The common method for businesses to come up with capital was either to make contact with private investors or through an IPO (through the public). Then the ways of raising capital had been modified, be it through institutional investors or through crowdfunding. In recent years, however, new technology has emerged that is changing corporate fundraising. This technology is the blockchain on which the cryptocurrency Bitcoin and other altcoins are issued.

What is an Initial Coin Offering?

Background

Blockchain is a decentralized, distributed, digitized public ledger that records transactions based on a peer-to-peer verification process. The method of raising capital via the blockchain was called Initial Coin Offering (“ ICO ”). Any kind of organization, regardless if in the physical sense or within the virtual decentralized independent organization, can undergo an ICO. To make understanding easier, many people compare an ICO with an IPO. This linked the term ICO to the meaning of an IPO.

Regardless of whether the IPO and ICO serve the same purpose, they are not identical. In the case of IPOs, the company offers investors a stake in the property with all associated rights, while this is not necessarily the case with coin (also token) sales. In addition to an IPO, the company can raise funds before launching a product in an ICO. In general, all the entrepreneurs ICO needs to prepare a white paper explaining how they want to use blockchain technology. The white paper is not a prospectus, nor does it contain detailed information.

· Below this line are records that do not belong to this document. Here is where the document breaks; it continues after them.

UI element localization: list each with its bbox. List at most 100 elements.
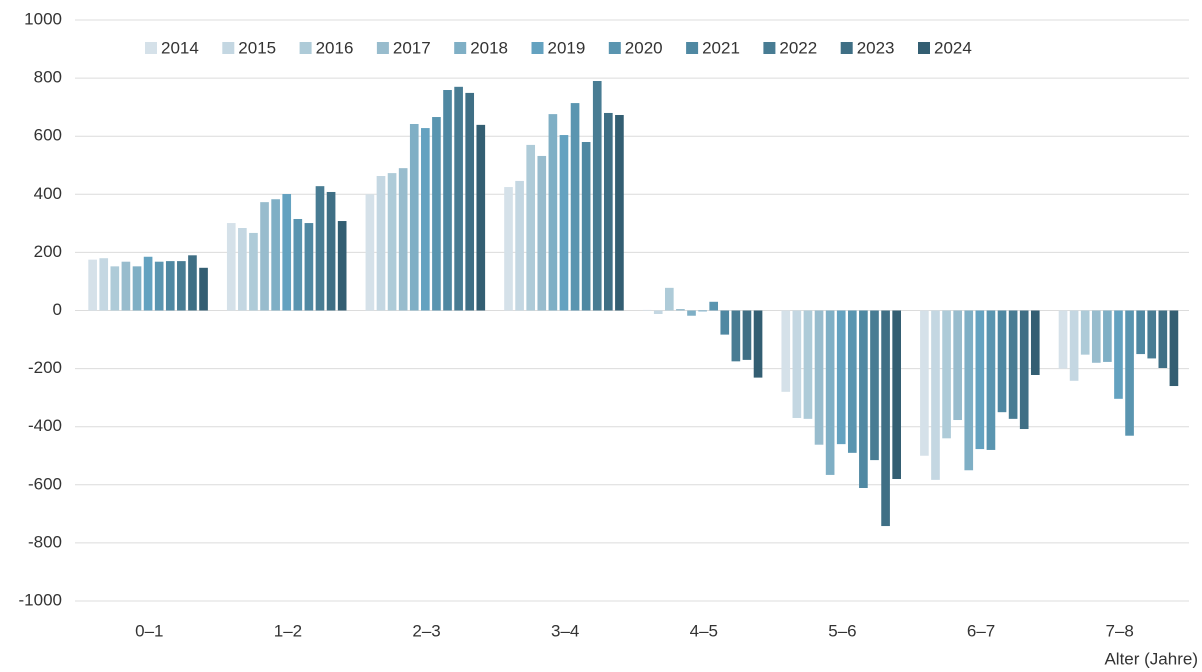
bar xyxy=(803,310,813,419)
bar xyxy=(260,202,269,311)
bar xyxy=(504,187,513,311)
y-tick-label: -200 xyxy=(28,358,62,377)
bar xyxy=(570,103,580,311)
legend-swatch xyxy=(840,42,853,54)
bar xyxy=(953,310,962,421)
bar xyxy=(238,227,247,311)
y-tick-label: 400 xyxy=(34,184,62,203)
legend-label: 2016 xyxy=(316,38,354,57)
bar xyxy=(792,310,802,418)
bar xyxy=(1158,310,1168,369)
bar xyxy=(365,194,375,311)
bar xyxy=(476,124,486,311)
x-tick-label: 0–1 xyxy=(135,621,163,640)
bar xyxy=(177,261,186,311)
x-tick-label: 3–4 xyxy=(551,621,579,640)
bar xyxy=(337,221,347,311)
bar xyxy=(997,310,1007,413)
bar xyxy=(1030,310,1040,375)
y-tick-label: 200 xyxy=(34,242,62,261)
bar xyxy=(199,267,208,311)
bar xyxy=(409,123,419,311)
bar xyxy=(814,310,824,445)
bar xyxy=(282,194,292,311)
x-tick-label: 6–7 xyxy=(967,621,995,640)
bar xyxy=(326,191,336,311)
bar xyxy=(421,128,430,311)
bar xyxy=(188,255,197,311)
y-tick-label: 0 xyxy=(53,300,62,319)
bar xyxy=(942,310,951,439)
bar xyxy=(1069,310,1079,381)
bar xyxy=(387,173,397,311)
legend-label: 2018 xyxy=(470,38,508,57)
bar xyxy=(1136,310,1145,355)
bar xyxy=(376,175,386,311)
bar xyxy=(454,86,463,311)
bar xyxy=(781,310,791,392)
y-tick-label: -800 xyxy=(28,532,62,551)
bar xyxy=(892,310,901,479)
legend-label: 2021 xyxy=(702,38,740,57)
bar xyxy=(615,114,624,311)
bar xyxy=(687,310,696,316)
legend-label: 2023 xyxy=(857,38,895,57)
bar xyxy=(931,310,940,480)
x-axis-label: Alter (Jahre) xyxy=(1104,649,1198,668)
bar xyxy=(753,310,763,378)
bar xyxy=(709,301,719,311)
bar xyxy=(1147,310,1157,359)
legend-swatch xyxy=(608,42,621,54)
bar xyxy=(88,259,97,311)
bar xyxy=(1080,310,1090,355)
legend-swatch xyxy=(299,42,312,54)
bar xyxy=(731,310,741,362)
legend-swatch xyxy=(531,42,544,54)
y-tick-label: -400 xyxy=(28,416,62,435)
bar xyxy=(315,186,325,311)
legend-label: 2024 xyxy=(934,38,972,57)
legend-label: 2019 xyxy=(548,38,586,57)
legend-label: 2017 xyxy=(393,38,431,57)
bar xyxy=(443,90,452,311)
bar xyxy=(581,142,591,311)
bar xyxy=(1008,310,1018,419)
legend-swatch xyxy=(454,42,467,54)
bar xyxy=(847,310,857,453)
bar xyxy=(165,261,175,311)
bar xyxy=(110,266,120,311)
bar xyxy=(559,135,569,311)
bar xyxy=(920,310,929,456)
legend-swatch xyxy=(763,42,776,54)
bar xyxy=(304,223,314,311)
bar xyxy=(121,261,131,311)
bar xyxy=(604,112,613,311)
legend-swatch xyxy=(222,42,235,54)
bar xyxy=(964,310,974,471)
legend-swatch xyxy=(686,42,699,54)
y-tick-label: -1000 xyxy=(19,590,62,609)
bar xyxy=(548,114,558,311)
bar xyxy=(132,266,142,311)
legend-label: 2020 xyxy=(625,38,663,57)
y-tick-label: 600 xyxy=(34,126,62,145)
bar xyxy=(537,155,547,311)
bar xyxy=(1091,310,1101,363)
bar xyxy=(742,310,752,360)
bar xyxy=(986,310,996,450)
bar xyxy=(99,258,109,311)
bar xyxy=(515,180,524,311)
bar xyxy=(836,310,846,445)
bar xyxy=(859,310,868,488)
bar xyxy=(432,117,441,311)
bar xyxy=(154,261,164,311)
bar xyxy=(1019,310,1029,430)
legend-swatch xyxy=(376,42,389,54)
bar xyxy=(465,92,475,311)
bar xyxy=(1058,310,1068,369)
bar xyxy=(526,144,536,311)
legend-swatch xyxy=(145,42,157,54)
bar xyxy=(825,310,835,475)
y-tick-label: 1000 xyxy=(24,9,62,28)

In fact, it is better for companies wishing to distribute coins or tokens to avoid similarities with the IPO. The term ICO itself is, therefore, better to avoid for the impression it creates from the perspective of the authorities that the virtual coins are linked to securities. A term like a coin distribution could serve the purpose the company is aiming for. In all cases, the structure of the token sale is what really matters, as explained in more detail below.

Token sale event

In fact, the lack of specific legislation in most countries dealing in coin sales has led some countries to apply their securities rules to them. For these provisions to apply, the tokens must meet the definition of a security. The face of the issuers is that when authorities qualify the sale or distribution of their tokens as collateral, many obligations, mainly disclosure and registration, are imposed. This could hinder their early development and growth.

Before we turn to the legal part of this article, let’s examine how ICO works. ICOs would typically include an entity that sells tokens on the blockchain to people, which in turn are exchanged for assets. The assets can be Fiat Money (so-called “real” money), virtual currencies such as Bitcoins or Ether, services, or other assets. These assets are then used to fund projects that typically include blockchain technology to make a profit. Those distributed tokens may grant their holders various rights, including voting rights, ownership rights in the company, rights to participate in the profits generated, or just the right to access or use products or services. Based on the properties of these rights, the tokens may or may not be classified as securities.